Muon $g-2$ and scalar leptoquark mixing

TL;DR

This paper proposes a novel scalar leptoquark mixing mechanism to explain the muon g-2 anomaly, analyzing three scenarios with different quark loop contributions and their compatibility with experimental data.

Contribution

It introduces a new leptoquark mixing model involving Higgs interactions and evaluates three specific scenarios against experimental constraints.

Findings

The $S_1\,\&\, S_3$ scenario with top-quark loops fits all current measurements.

The other two scenarios can explain the anomaly via bottom-quark loops.

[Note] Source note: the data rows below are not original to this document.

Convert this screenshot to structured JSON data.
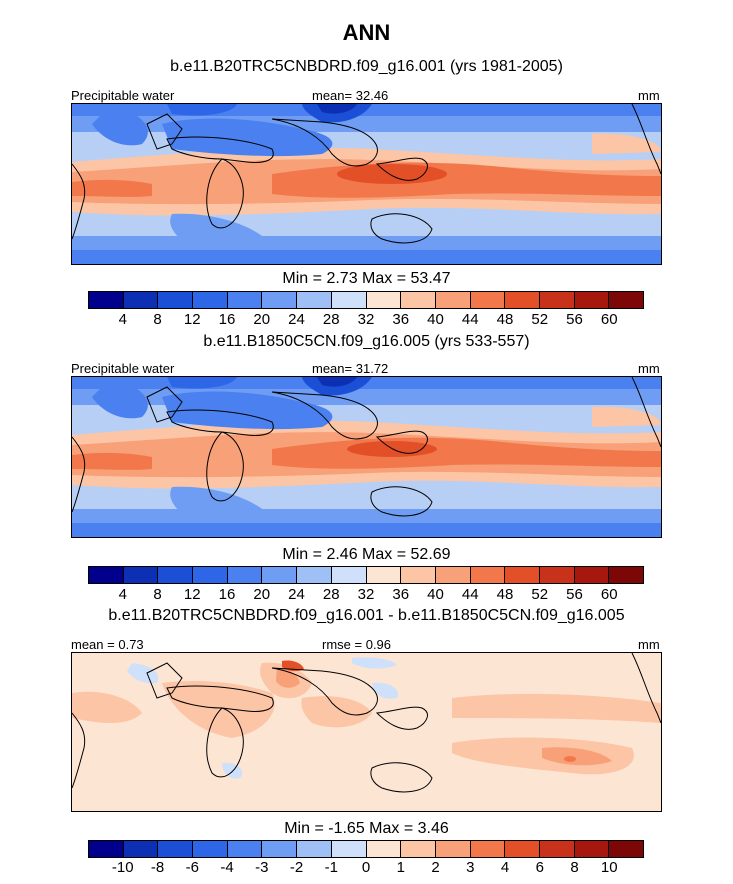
{
  "title": "ANN",
  "panels": [
    {
      "case": "b.e11.B20TRC5CNBDRD.f09_g16.001 (yrs 1981-2005)",
      "left_label": "Precipitable water",
      "mean_label": "mean=",
      "mean_value": "32.46",
      "units": "mm",
      "min_label": "Min =",
      "min_value": "2.73",
      "max_label": "Max =",
      "max_value": "53.47"
    },
    {
      "case": "b.e11.B1850C5CN.f09_g16.005 (yrs 533-557)",
      "left_label": "Precipitable water",
      "mean_label": "mean=",
      "mean_value": "31.72",
      "units": "mm",
      "min_label": "Min =",
      "min_value": "2.46",
      "max_label": "Max =",
      "max_value": "52.69"
    },
    {
      "case": "b.e11.B20TRC5CNBDRD.f09_g16.001 - b.e11.B1850C5CN.f09_g16.005",
      "left_label": "mean =",
      "left_value": "0.73",
      "rmse_label": "rmse =",
      "rmse_value": "0.96",
      "units": "mm",
      "min_label": "Min =",
      "min_value": "-1.65",
      "max_label": "Max =",
      "max_value": "3.46"
    }
  ],
  "colorbar_abs": {
    "labels": [
      "4",
      "8",
      "12",
      "16",
      "20",
      "24",
      "28",
      "32",
      "36",
      "40",
      "44",
      "48",
      "52",
      "56",
      "60"
    ],
    "colors": [
      "#00008c",
      "#0c2fb3",
      "#1a4fd6",
      "#2e66e8",
      "#4a80ef",
      "#6f9df3",
      "#9fc0f7",
      "#cfe0fb",
      "#fde5d4",
      "#fcc5a6",
      "#f8a077",
      "#f2784c",
      "#e35028",
      "#c8321a",
      "#a6180e",
      "#7d0707"
    ]
  },
  "colorbar_diff": {
    "labels": [
      "-10",
      "-8",
      "-6",
      "-4",
      "-3",
      "-2",
      "-1",
      "0",
      "1",
      "2",
      "3",
      "4",
      "6",
      "8",
      "10"
    ],
    "colors": [
      "#00008c",
      "#0c2fb3",
      "#1a4fd6",
      "#2e66e8",
      "#4a80ef",
      "#6f9df3",
      "#9fc0f7",
      "#cfe0fb",
      "#fde5d4",
      "#fcc5a6",
      "#f8a077",
      "#f2784c",
      "#e35028",
      "#c8321a",
      "#a6180e",
      "#7d0707"
    ]
  }
}
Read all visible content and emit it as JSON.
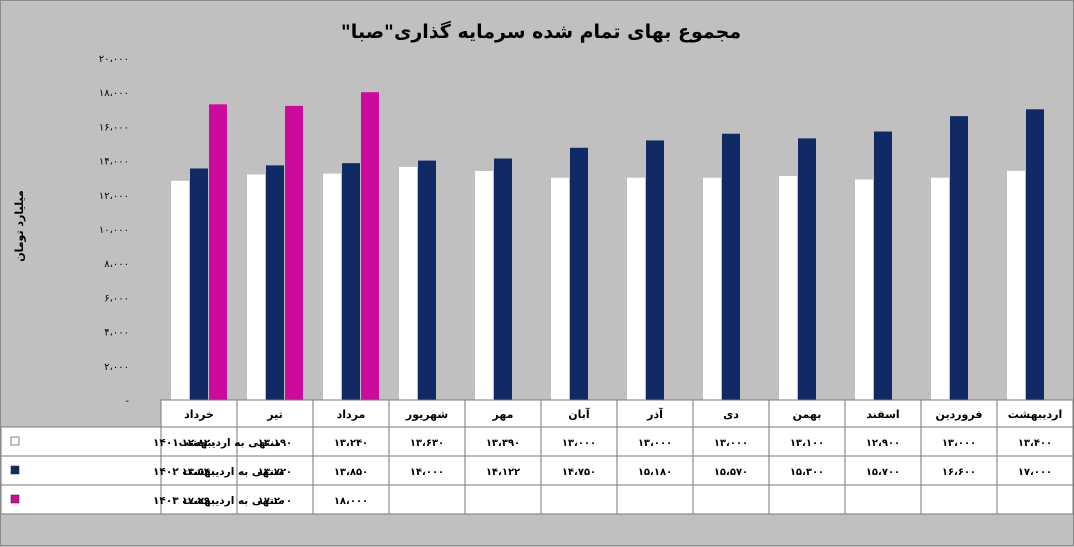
{
  "chart_data": {
    "type": "bar",
    "title": "مجموع بهای تمام شده سرمایه گذاری\"صبا\"",
    "ylabel": "میلیارد تومان",
    "ylim": [
      0,
      20000
    ],
    "y_tick_labels": [
      "-",
      "۲،۰۰۰",
      "۴،۰۰۰",
      "۶،۰۰۰",
      "۸،۰۰۰",
      "۱۰،۰۰۰",
      "۱۲،۰۰۰",
      "۱۴،۰۰۰",
      "۱۶،۰۰۰",
      "۱۸،۰۰۰",
      "۲۰،۰۰۰"
    ],
    "categories": [
      "خرداد",
      "تیر",
      "مرداد",
      "شهریور",
      "مهر",
      "آبان",
      "آذر",
      "دی",
      "بهمن",
      "اسفند",
      "فروردین",
      "اردیبهشت"
    ],
    "series": [
      {
        "name": "منتهی به اردیبهشت۱۴۰۱",
        "color": "#ffffff",
        "values": [
          12820,
          13190,
          13240,
          13630,
          13390,
          13000,
          13000,
          13000,
          13100,
          12900,
          13000,
          13400
        ],
        "labels": [
          "۱۲،۸۲۰",
          "۱۳،۱۹۰",
          "۱۳،۲۴۰",
          "۱۳،۶۳۰",
          "۱۳،۳۹۰",
          "۱۳،۰۰۰",
          "۱۳،۰۰۰",
          "۱۳،۰۰۰",
          "۱۳،۱۰۰",
          "۱۲،۹۰۰",
          "۱۳،۰۰۰",
          "۱۳،۴۰۰"
        ]
      },
      {
        "name": "منتهی به اردیبهشت ۱۴۰۲",
        "color": "#102a63",
        "values": [
          13540,
          13720,
          13850,
          14000,
          14122,
          14750,
          15180,
          15570,
          15300,
          15700,
          16600,
          17000
        ],
        "labels": [
          "۱۳،۵۴۰",
          "۱۳،۷۲۰",
          "۱۳،۸۵۰",
          "۱۴،۰۰۰",
          "۱۴،۱۲۲",
          "۱۴،۷۵۰",
          "۱۵،۱۸۰",
          "۱۵،۵۷۰",
          "۱۵،۳۰۰",
          "۱۵،۷۰۰",
          "۱۶،۶۰۰",
          "۱۷،۰۰۰"
        ]
      },
      {
        "name": "منتهی به اردیبهشت ۱۴۰۳",
        "color": "#cc0a9d",
        "values": [
          17290,
          17200,
          18000,
          null,
          null,
          null,
          null,
          null,
          null,
          null,
          null,
          null
        ],
        "labels": [
          "۱۷،۲۹۰",
          "۱۷،۲۰۰",
          "۱۸،۰۰۰",
          "",
          "",
          "",
          "",
          "",
          "",
          "",
          "",
          ""
        ]
      }
    ],
    "grid": false,
    "legend": "data-table-left"
  }
}
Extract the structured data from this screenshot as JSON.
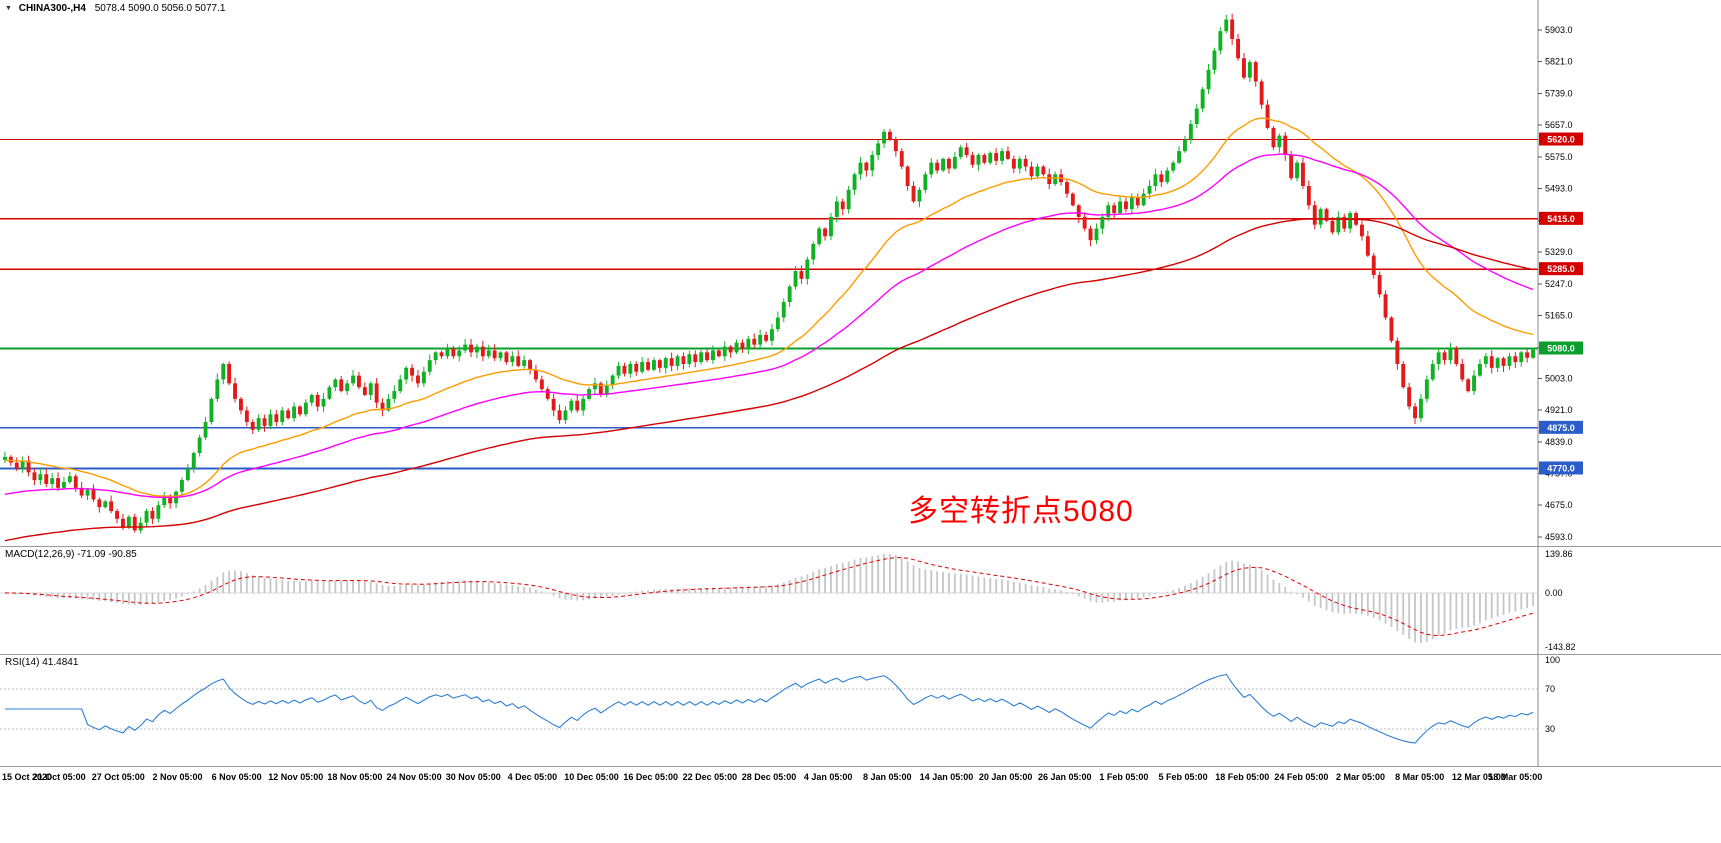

Some scenarios face tension with high-$p_T$ dilepton data at LHC.

Abstract

The observed muon anomalous magnetic moment deviates from the Standard Model predictions. There are two scalar leptoquarks with simultaneous couplings to the quark-muon pairs of both chiralities that can singly explain this discrepancy. We discuss an alternative mechanism that calls for the mixing of two scalar leptoquarks of the same electric charge through the interaction with the Higgs field, where the two leptoquarks separately couple to the quark-muon pairs of opposite chirality structures. Three scenarios that satisfy this requirement are $S_1\,\&\, {S}_3$, $\widetilde{S}_1\,\&\, S_3$, and $\widetilde{R}_2\,\&\, R_2$, where the first scenario is realised with the up-type quarks running in the loops while the other two scenarios proceed through the down-type quark loops. We introduce only two non-zero Yukawa couplings to the relevant quarks and a muon, at the time, to study ability of these three scenarios to explain $(g-2)_\mu$ and be in accord with available experimental constraints. We find that the $S_1\,\&\, {S}_3$ scenario with the top-quark loops is consistent with all existing measurements. The $\widetilde{S}_1\,\&\, S_3$ and $\widetilde{R}_2\,\&\, R_2$ scenarios can accommodate the observed discrepancy through the bottom-quark loops but exhibit significant tension with the existing data on the high-$p_T$ dilepton-tails at LHC for the required values of Yukawa couplings and leptoquark masses.